È riconoscere che l’
“eternità che ci osserva dall’alto” è tutt’altro che intellegibile. Il percorso di Pizzolatto vuole, prova a risolversi. Addirittura la prima stagione può a rigore essere inscritta in un meccanismo narrativo con happy ending (è Rust ancora, con voce d’eremita, a scrutare il cielo ed ammettere, che dopo tutto “la luce sta vincendo”) ma quello che dalla prima puntata della seconda serie si intravede è semplicemente il caos, l’oscurità, il cui esito riecheggia in ogni episodio. Alla serrata e monolitica ricerca del serial killer si sostituisce una fitta trama di affari finanziari, di appalti, fra politici e poliziotti corrotti, e al vertice di tutto il sindaco della città, legato con strette di mano all’imprenditore Francis “Frank” Samyon (interpretato da Vince Vaughan). La semplicità della Lousiana si piega alla entropica rete di quartieri di Vinci, nella contea di Los Angeles. Gli episodi si susseguono con affanno, lo spettatore fatica a seguire le fila delle indagini dei diversi protagonisti, a primo sguardo una vetrina di attori messi in mostra (Raymond “Ray” Velcoro, interpretato da Collin Farrel, Antigone “Ani” Bezzerides, la bellissima Rachel McAdams, e Paul Woodrugh, cui presta il volto l’attore Taylor Kitsch) e gettati in pasto agli ascolti. L’ambiente e l’atmosfera sono spesso irriconoscibili perché è stabilito che debbano mutare, senza lasciare spiragli di riferimento (nella prima stagione, infatti, il regista era unico – Cary Fukunaga – mentre la seconda ha visto avvicendarsi Justin Linn, Janus Metz, Jeremy Podeswa, John W. Crowley, Miguel Sapochnik, Daniel Attias) e di fondo una voce, Lera Lynn, che nel bar preferito da Velcoro dipinge una melodia tagliente che fungerà da soundtrack, ed un gioco di luci contrastate che respira d’ebbrezza.

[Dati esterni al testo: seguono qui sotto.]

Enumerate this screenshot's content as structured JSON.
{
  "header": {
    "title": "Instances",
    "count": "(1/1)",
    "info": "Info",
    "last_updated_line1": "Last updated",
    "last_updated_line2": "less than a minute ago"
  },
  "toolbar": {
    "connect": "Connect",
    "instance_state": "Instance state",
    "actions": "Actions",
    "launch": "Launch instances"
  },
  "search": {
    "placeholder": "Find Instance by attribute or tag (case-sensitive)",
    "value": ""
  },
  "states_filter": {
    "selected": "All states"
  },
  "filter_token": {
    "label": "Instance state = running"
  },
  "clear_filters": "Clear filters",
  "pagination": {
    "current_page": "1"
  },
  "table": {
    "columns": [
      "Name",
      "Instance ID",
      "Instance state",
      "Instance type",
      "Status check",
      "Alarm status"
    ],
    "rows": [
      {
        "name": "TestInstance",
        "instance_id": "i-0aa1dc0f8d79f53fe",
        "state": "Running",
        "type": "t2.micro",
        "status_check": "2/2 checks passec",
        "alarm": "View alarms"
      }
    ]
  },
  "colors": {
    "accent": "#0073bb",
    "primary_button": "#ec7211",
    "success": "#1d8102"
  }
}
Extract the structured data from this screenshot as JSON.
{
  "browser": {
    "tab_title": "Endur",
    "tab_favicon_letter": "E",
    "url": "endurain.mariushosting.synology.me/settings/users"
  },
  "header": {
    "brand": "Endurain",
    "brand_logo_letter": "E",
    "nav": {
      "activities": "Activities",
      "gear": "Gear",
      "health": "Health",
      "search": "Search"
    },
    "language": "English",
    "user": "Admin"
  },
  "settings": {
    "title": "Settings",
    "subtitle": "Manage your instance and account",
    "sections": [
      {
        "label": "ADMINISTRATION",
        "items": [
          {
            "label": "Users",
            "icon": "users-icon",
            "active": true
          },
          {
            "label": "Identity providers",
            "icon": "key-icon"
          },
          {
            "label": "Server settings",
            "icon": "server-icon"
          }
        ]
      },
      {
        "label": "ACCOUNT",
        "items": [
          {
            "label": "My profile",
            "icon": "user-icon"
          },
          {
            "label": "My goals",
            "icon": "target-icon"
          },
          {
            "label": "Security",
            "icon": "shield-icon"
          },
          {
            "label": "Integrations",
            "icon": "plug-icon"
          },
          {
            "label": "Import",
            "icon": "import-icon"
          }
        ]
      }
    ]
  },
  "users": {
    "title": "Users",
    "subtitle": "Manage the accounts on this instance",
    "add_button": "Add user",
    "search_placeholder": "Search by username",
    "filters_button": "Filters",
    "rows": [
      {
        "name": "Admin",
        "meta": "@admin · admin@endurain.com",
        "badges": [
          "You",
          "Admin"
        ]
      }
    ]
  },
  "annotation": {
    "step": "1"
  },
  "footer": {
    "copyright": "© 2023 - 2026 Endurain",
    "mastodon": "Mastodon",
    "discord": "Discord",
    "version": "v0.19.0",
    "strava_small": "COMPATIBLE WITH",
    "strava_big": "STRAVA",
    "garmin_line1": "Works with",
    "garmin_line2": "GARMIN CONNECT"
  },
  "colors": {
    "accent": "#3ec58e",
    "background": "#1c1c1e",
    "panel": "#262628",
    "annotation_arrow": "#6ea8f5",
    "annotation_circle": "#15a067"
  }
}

Senza scampo. Prima di ogni episodio Leonard Cohen prova a dissuaderci, sussurra
the war is lost, sovrastando dei bassi penetranti. È la cronaca di una morte annunciata. Il testo di Pizzolatto non può lasciar intravedere vie di fuga. È claustrofobico, il marciume delle strade, si sente sulla pelle, è un odore nauseabondo. Nel gioco d’autocitazione, questa volta un rimando per coppie oppositive: speranza e morte. Ma non posso, non voglio dire di più. Cercherei soltanto di ricucire risposte che non esistono, su indizi che mai hanno avuto un legame, e ci perderei la testa.